Dodgers continue on their merry road ways

CINCINNATI -- When the Los Angeles Dodgers were scraping hard to produce runs against bottom-tier pitching last week, Don Mattingly was so sick and tired of watching it he could barely stand to answer questions. He must have been tempted to daydream about what was coming.

Ah, the open road.

The Dodgers have looked far more lively in humid locales, in front of fans who disdain them, than they have at their beautiful home ballpark, where the weather is virtually perfect and the fans are looking for any little hint of life to celebrate them.

Even in the midst of the most dispiriting homestand of the season, Mattingly said he never started fantasizing about getting on a plane and leaving LAX in its tailwind.
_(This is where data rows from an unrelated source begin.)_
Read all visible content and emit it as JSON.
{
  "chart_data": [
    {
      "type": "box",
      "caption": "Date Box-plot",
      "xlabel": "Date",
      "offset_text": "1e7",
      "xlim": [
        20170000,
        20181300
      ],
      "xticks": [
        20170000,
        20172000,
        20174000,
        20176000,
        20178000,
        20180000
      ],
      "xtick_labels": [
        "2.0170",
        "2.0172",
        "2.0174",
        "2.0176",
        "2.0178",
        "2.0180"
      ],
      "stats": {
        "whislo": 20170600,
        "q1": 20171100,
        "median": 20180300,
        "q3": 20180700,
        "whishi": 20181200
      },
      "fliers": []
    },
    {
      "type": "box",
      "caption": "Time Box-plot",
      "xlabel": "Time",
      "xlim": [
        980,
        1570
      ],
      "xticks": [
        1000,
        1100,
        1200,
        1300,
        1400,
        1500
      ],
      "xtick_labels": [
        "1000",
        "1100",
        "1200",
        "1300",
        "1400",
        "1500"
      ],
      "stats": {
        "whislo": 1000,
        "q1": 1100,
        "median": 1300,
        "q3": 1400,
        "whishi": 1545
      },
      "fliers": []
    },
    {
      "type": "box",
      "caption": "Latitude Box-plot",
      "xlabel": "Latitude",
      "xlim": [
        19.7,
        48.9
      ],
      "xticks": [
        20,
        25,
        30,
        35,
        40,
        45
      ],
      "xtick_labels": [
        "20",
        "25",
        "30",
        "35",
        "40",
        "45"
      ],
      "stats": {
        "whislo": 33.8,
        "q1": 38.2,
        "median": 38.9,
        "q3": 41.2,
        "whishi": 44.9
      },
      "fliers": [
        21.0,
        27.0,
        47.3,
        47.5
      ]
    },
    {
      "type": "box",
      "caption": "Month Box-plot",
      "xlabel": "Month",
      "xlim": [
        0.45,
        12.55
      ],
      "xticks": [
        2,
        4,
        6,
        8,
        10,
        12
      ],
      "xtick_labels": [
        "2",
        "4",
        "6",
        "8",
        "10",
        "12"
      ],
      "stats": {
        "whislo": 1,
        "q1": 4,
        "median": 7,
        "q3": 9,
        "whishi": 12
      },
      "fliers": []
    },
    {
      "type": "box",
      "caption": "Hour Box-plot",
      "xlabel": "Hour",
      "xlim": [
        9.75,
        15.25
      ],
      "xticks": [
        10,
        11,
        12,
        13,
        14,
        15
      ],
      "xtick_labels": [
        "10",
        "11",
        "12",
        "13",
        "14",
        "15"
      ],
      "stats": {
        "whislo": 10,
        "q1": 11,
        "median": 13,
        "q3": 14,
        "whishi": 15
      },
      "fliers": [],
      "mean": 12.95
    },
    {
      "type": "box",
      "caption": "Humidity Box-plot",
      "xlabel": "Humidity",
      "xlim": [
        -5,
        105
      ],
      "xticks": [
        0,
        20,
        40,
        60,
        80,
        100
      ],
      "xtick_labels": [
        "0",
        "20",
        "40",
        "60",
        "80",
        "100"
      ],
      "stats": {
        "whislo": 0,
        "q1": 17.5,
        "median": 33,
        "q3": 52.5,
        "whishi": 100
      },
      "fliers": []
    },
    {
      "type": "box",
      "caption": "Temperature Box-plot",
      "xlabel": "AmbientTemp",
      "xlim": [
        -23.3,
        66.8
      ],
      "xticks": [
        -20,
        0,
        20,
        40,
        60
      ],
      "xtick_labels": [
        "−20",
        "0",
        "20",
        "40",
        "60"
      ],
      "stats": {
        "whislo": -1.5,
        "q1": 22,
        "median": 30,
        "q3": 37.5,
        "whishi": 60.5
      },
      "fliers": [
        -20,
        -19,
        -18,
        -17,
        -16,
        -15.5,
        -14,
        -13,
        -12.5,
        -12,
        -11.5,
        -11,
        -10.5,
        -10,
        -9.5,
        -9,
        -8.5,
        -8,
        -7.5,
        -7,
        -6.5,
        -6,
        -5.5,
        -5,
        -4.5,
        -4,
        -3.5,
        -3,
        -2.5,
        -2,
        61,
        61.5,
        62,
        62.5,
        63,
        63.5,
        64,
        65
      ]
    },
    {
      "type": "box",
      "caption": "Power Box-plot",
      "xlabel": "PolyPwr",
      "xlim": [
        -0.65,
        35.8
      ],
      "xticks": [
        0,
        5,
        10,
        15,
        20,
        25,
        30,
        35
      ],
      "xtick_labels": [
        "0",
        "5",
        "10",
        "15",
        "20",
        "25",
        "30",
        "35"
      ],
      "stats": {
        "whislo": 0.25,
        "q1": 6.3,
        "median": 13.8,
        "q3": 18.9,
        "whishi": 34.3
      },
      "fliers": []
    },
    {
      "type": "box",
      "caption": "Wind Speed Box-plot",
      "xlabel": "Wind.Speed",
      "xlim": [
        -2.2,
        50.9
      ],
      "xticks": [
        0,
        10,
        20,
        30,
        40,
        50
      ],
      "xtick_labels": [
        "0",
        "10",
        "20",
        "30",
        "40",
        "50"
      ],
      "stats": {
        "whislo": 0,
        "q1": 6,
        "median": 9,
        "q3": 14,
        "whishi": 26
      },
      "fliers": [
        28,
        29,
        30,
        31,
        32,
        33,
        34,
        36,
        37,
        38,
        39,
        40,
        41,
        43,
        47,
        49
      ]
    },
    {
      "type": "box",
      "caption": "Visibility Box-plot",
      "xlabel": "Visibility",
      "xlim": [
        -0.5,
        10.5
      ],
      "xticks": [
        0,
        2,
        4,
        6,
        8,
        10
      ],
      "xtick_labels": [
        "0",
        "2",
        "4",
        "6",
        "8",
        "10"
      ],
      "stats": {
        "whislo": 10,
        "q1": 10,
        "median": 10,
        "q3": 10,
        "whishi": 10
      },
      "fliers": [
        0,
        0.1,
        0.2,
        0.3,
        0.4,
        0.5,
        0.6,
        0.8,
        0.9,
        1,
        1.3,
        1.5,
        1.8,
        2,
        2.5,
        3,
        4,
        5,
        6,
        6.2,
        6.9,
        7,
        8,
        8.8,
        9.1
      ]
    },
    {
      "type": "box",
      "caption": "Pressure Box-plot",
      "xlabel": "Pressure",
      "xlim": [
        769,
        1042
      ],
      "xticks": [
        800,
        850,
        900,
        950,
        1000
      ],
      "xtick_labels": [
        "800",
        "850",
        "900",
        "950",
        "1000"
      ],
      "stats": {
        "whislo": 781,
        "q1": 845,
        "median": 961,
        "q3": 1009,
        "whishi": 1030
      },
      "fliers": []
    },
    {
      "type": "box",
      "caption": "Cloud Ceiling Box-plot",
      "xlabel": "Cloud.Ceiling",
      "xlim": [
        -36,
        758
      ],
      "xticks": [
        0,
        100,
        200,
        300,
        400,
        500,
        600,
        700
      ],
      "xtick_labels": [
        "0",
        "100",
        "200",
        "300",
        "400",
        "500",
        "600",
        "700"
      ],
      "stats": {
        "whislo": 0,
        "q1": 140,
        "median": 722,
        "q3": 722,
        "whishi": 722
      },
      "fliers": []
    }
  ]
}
“I was just frustrated at the end of the homestand, but I’m happy right now,” he said. “We’re playing good. We’ll try to figure out home when we get home.”

That will, barring more dreadful weather, be late Thursday night, right before they open a six-game homestand against two sub-.500 division opponents in the Arizona Diamondbacks and Colorado Rockies.

Who knows, maybe the Dodgers will even wrap those six games up with their first winning homestand of 2014. Maybe they’ll finally share the good feelings with their fans.

But for now, they’re doing everything they can to enjoy the moment. After Tuesday’s 6-1 win over the Cincinnati Reds, a win Wednesday means they would have their first four-game winning streak of 2014.

They have gone 8-3 in their past 11 road games.

Funny thing is, it has been grueling travel. They have had to sit through more than nine hours of rain delays since they started traveling east of the Rockies at the end of April. Tuesday, they had to sit two hours and five minutes as thunder and lightning shook Great American Ballpark.

Antsy to get started, Josh Beckett, the team’s oldest starting pitcher, found himself pacing around the clubhouse, then seeking a little solitude in the weight room. Like the team, he seems impervious to the annoyances of the road. He went out and pitched his finest game since his May 25 no-hitter, which, you guessed it, came on the road, in Philadelphia. Beckett held the Reds to two hits over six innings.

“Just sitting around today for two hours and trying to stay loose,” Beckett said. “I’m not 23 anymore.”

It might be the start of something big.

The Dodgers finally took a little chunk off the San Francisco Giants’ big lead the past two nights, cutting it to 7 1/2 games. Or, it might just be another three-game winning streak. They’ve seen those before only to slide back.

One thing is reasonably certain: To get to where they want to go, they’re probably going to have to win more than their current pace of 40 percent of their home games. Their fans, many of whom have no way to see them when they’re on the road because of the TV dispute, certainly hope that’s the case.